The sobering truth echoed through the silence pierced only by the soft, quivering voices of abused Native American women who suffer 3.5 times the domestic violence faced by most American women.
A woman learned from an ordinary man the extraordinary lesson of loving her vagina, and not covering what she thinks is repulsive with thoughts of furniture.
Every woman remembers the day of her first period, as recounted by the women on stage, both early and late bloomers, as an exciting event or a stark embarrassment. They described the ways this monthly flow appears to each woman, likening the drops in the toilet to drops of paint.

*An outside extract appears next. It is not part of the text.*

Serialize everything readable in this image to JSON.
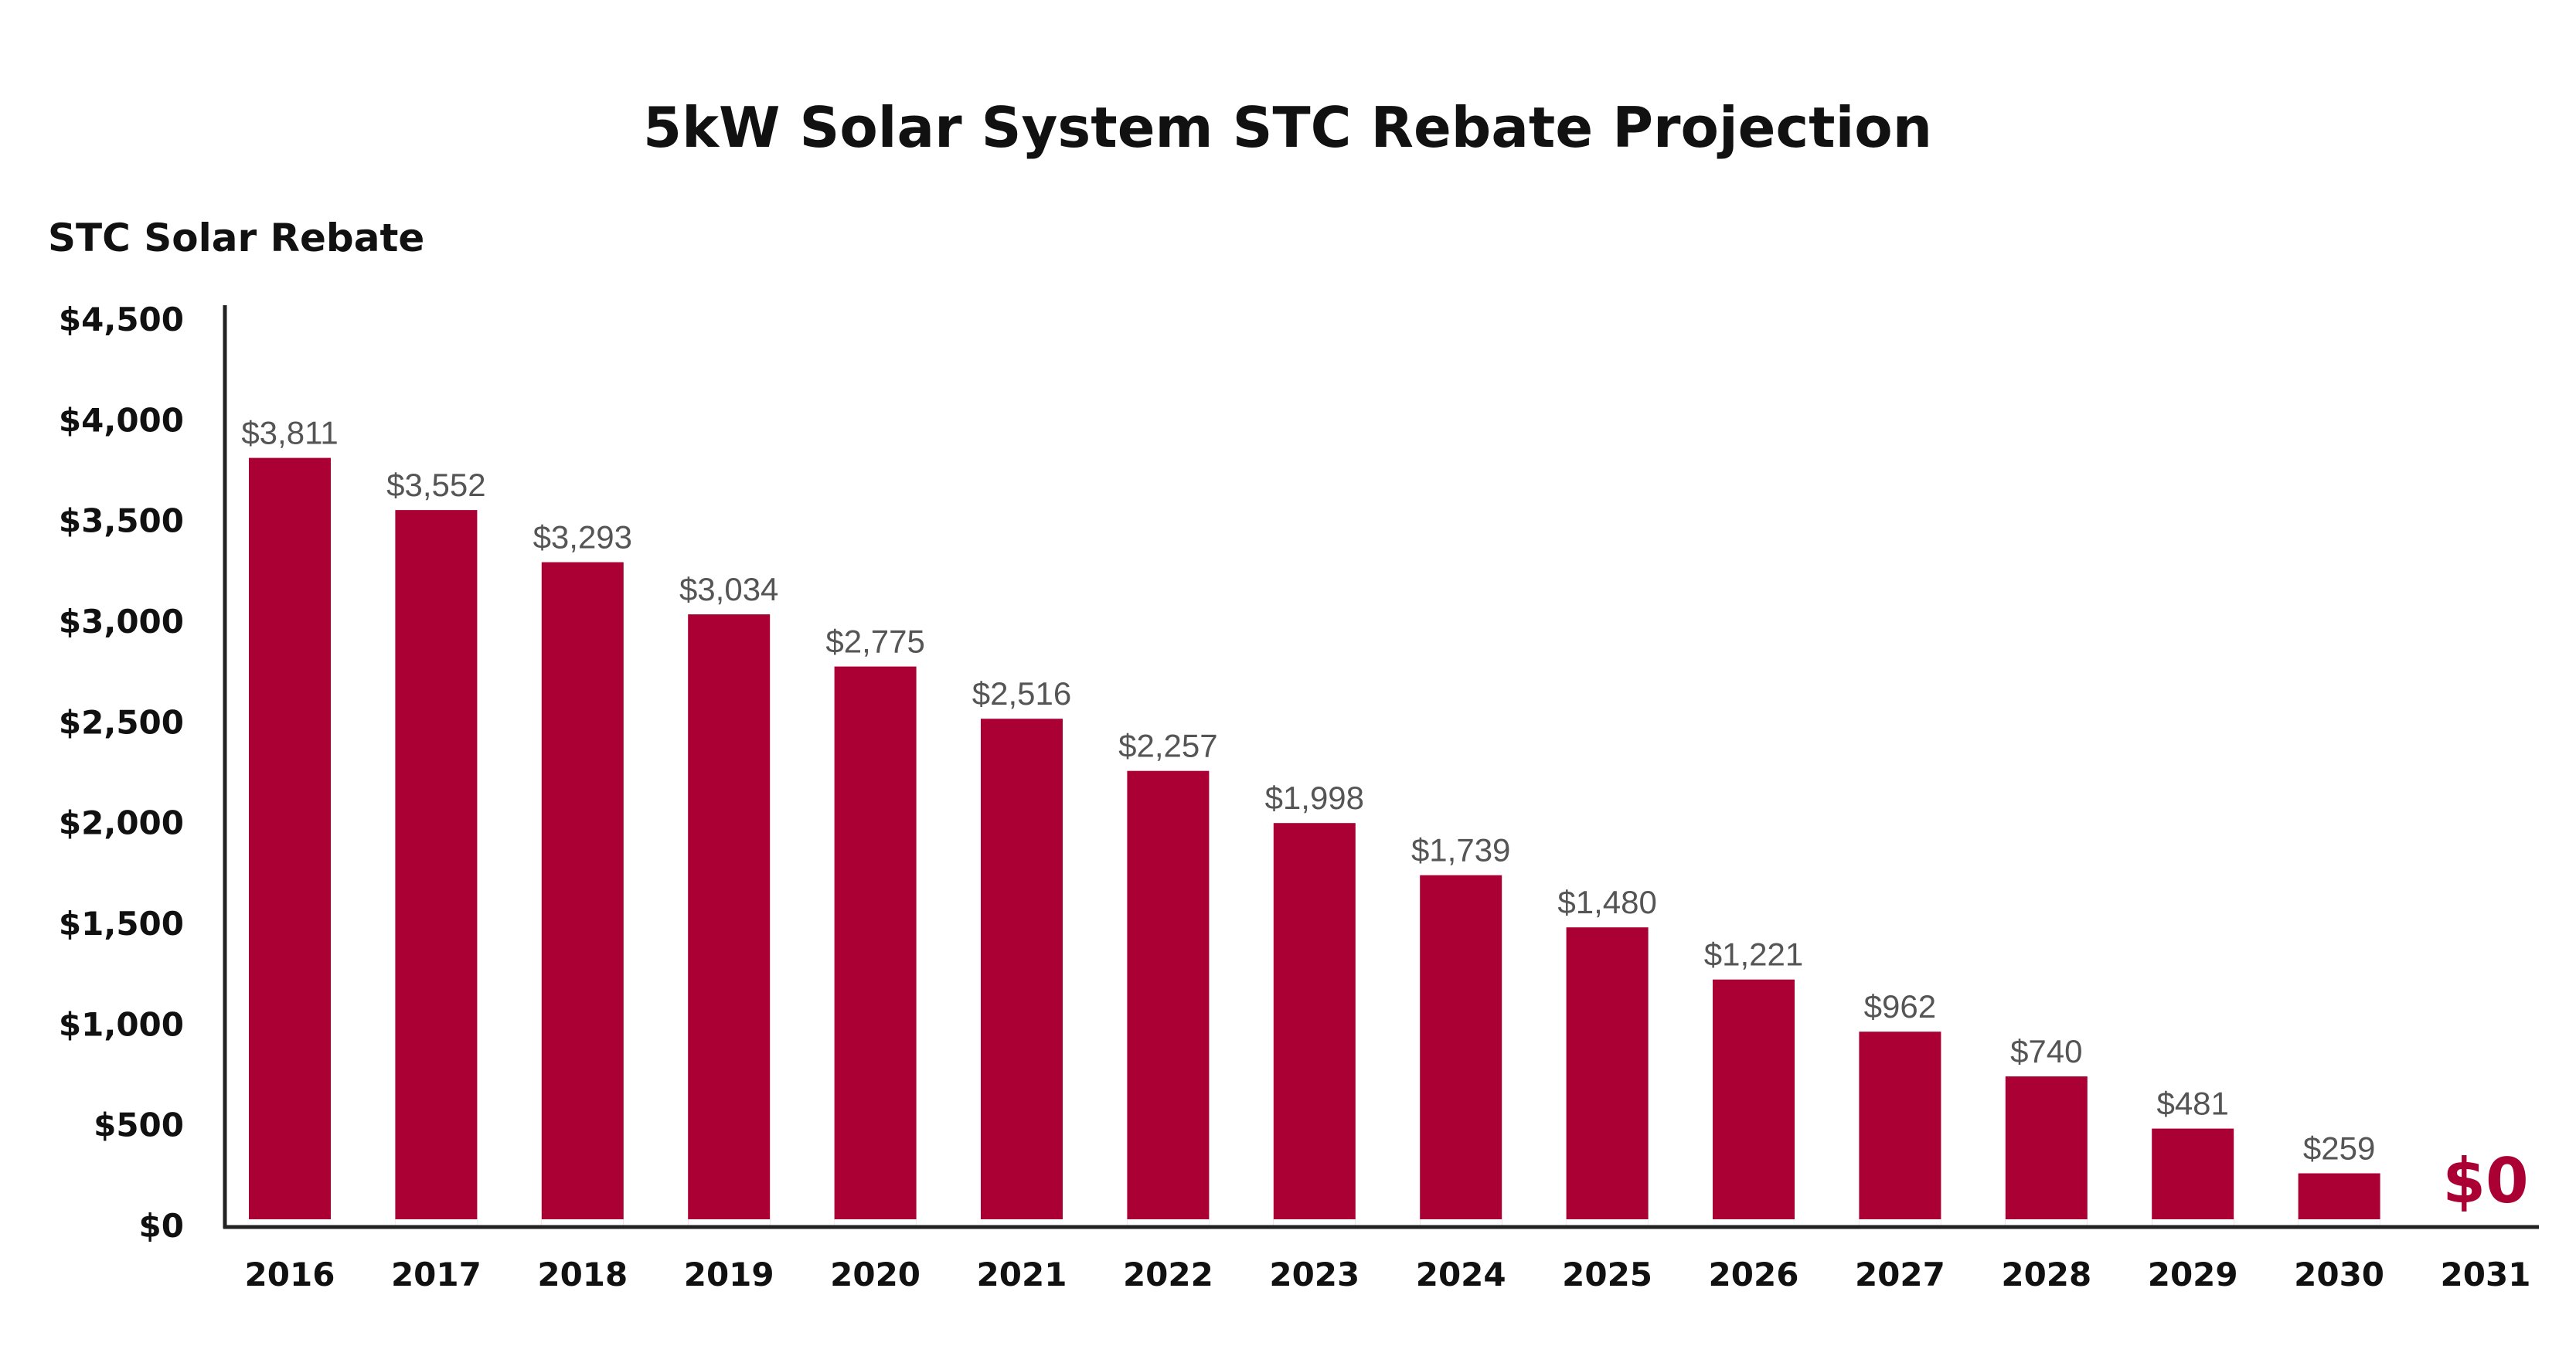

The angry vagina of a southern belle bellowed about the tortures made up for the vagina. “Tampons – what the hell is that?” Her vagina shuns the constant attempts to cleanse it, the “cold duck lips” of exams and the ever-wandering thong, for a life of luxury and desires.
There was only bitter desolation left after the savage rape of a Bosnian woman. It caused her to remove herself from her vagina, her home and live forever as a refugee in a strange world, never to return to her desecrated native land.
A skit, “My Short Skirt,” revealed the proper response for catcalls, setting the record straight that the skirt and everything under it belonged to her, alone, in an empowered refutation to degrading excuses for rape and harassment.
The pain and abuse of a young girl’s vagina was transformed into beauty and pleasure by her encounter with a lesbian mentor.
The darkness, isolation and abuse of life in the Burqa was related to a woman drowning in cloth, for lack of light and not noticing her own insanity, only a redundancy of death.
The word “cunt” was reclaimed by the virtues of the individual letters, syllables and sounds which comprise the formerly pejorative term.
A 6-year-old, not yet tainted by society’s views, described her vagina in red high tops and in its uniqueness lying in a “really, really smart brain” somewhere deep inside.
A dominatrix was portrayed well. She worked solely for women’s moans after abandoning tax law, but keeping the suits for certain uses in her new career. Men couldn’t handle her moans, but she extracts women”s moans of varying variety depending on ethnicity, empowerment and sexual satisfaction.
The performance closed with final description of the vagina in all the pain, beauty and majesty of birth.